The Avondale College paper trail
24 March 2010
Public relations assistant
Take a look in your recycle bin. Go on! It will help with this exercise.
I want you to imagine the journey the paper in your bin makes once you put it there. Let's begin the journey near the end, at one of the transfer stations operated by Veolia Environmental Services, the company that collects recyclable products from the Lake Macquarie campus of Avondale College. The paper makes it this far because, back in 2002, the then Avondale Student and Faculty Association president Clinton Eakins helped put in place the means to recycle paper. Thank you, Clinton. So, back to the beginning of the journey.
You scribble the details of a voicemail on a page from a notepad.
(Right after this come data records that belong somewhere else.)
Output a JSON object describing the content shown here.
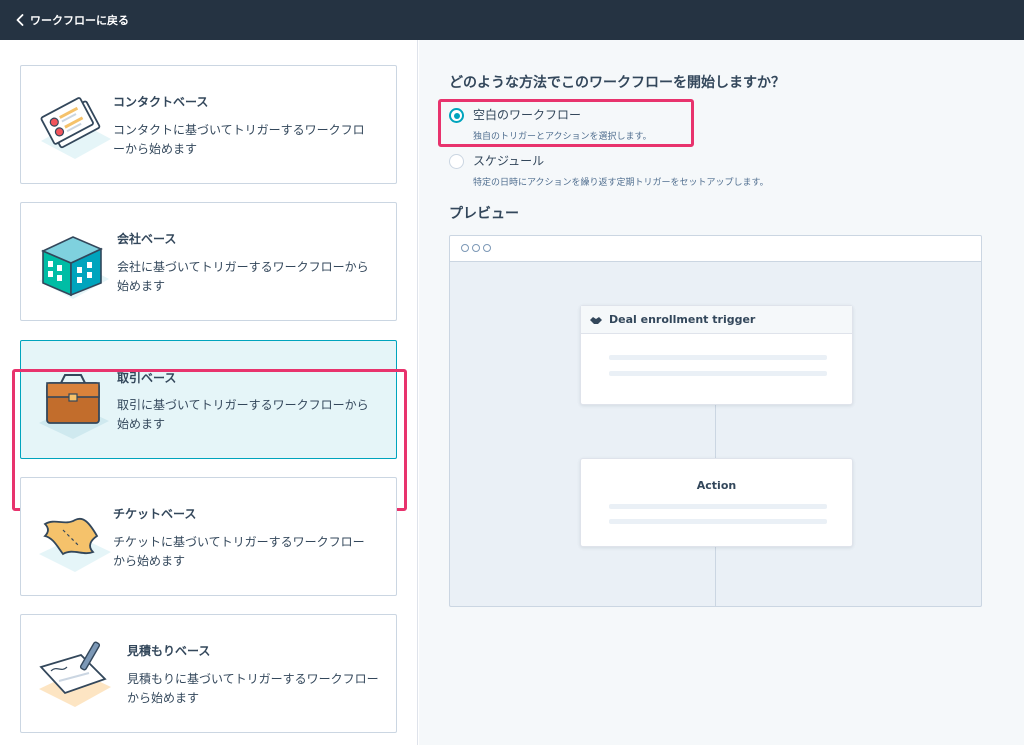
{
  "topbar": {
    "back_label": "ワークフローに戻る"
  },
  "cards": [
    {
      "title": "コンタクトベース",
      "desc": "コンタクトに基づいてトリガーするワークフローから始めます",
      "icon": "contact-cards-icon"
    },
    {
      "title": "会社ベース",
      "desc": "会社に基づいてトリガーするワークフローから始めます",
      "icon": "company-building-icon"
    },
    {
      "title": "取引ベース",
      "desc": "取引に基づいてトリガーするワークフローから始めます",
      "icon": "deal-briefcase-icon",
      "selected": true
    },
    {
      "title": "チケットベース",
      "desc": "チケットに基づいてトリガーするワークフローから始めます",
      "icon": "ticket-icon"
    },
    {
      "title": "見積もりベース",
      "desc": "見積もりに基づいてトリガーするワークフローから始めます",
      "icon": "quote-document-icon"
    }
  ],
  "start": {
    "question": "どのような方法でこのワークフローを開始しますか？",
    "options": [
      {
        "label": "空白のワークフロー",
        "help": "独自のトリガーとアクションを選択します。",
        "checked": true
      },
      {
        "label": "スケジュール",
        "help": "特定の日時にアクションを繰り返す定期トリガーをセットアップします。",
        "checked": false
      }
    ]
  },
  "preview": {
    "title": "プレビュー",
    "trigger_label": "Deal enrollment trigger",
    "action_label": "Action"
  },
  "colors": {
    "accent": "#00a4bd",
    "highlight": "#e8336d",
    "topbar": "#253342"
  }
}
After returning the call, you throw the page in the recycle bin. The page lies in the bin, between the hardcopy of your lecture notes and the agenda of the meeting you attended last week, until a student who works for Cleaning Services knocks on your door. The student stuffs the paper from your bin into a black bag, which they then empty into a white lattice cage near cleaning supervisor Julie Michel's office. Merv Dennis collects the paper from this cage and takes it away each day to empty into a larger four-wheeled steel bin at the side of the cafeteria. A rubbish truck from Veolia empties this bin.
The journey the paper in your bin makes is part of a larger journey, that of Avondale College becoming a more ecologically sound manager of the environment of its Lake Macquarie campus. Significant milestones on the journey this year, as reported in previous editions of Connections, include: the release of the first draft of Avondale's Energy and Environment Policy; Avondale's contribution to Clean Up Australia Day; the publication of the first volume of a catalogue of native fauna and flora on the Avondale Estate; and the makeover of Girls Walk.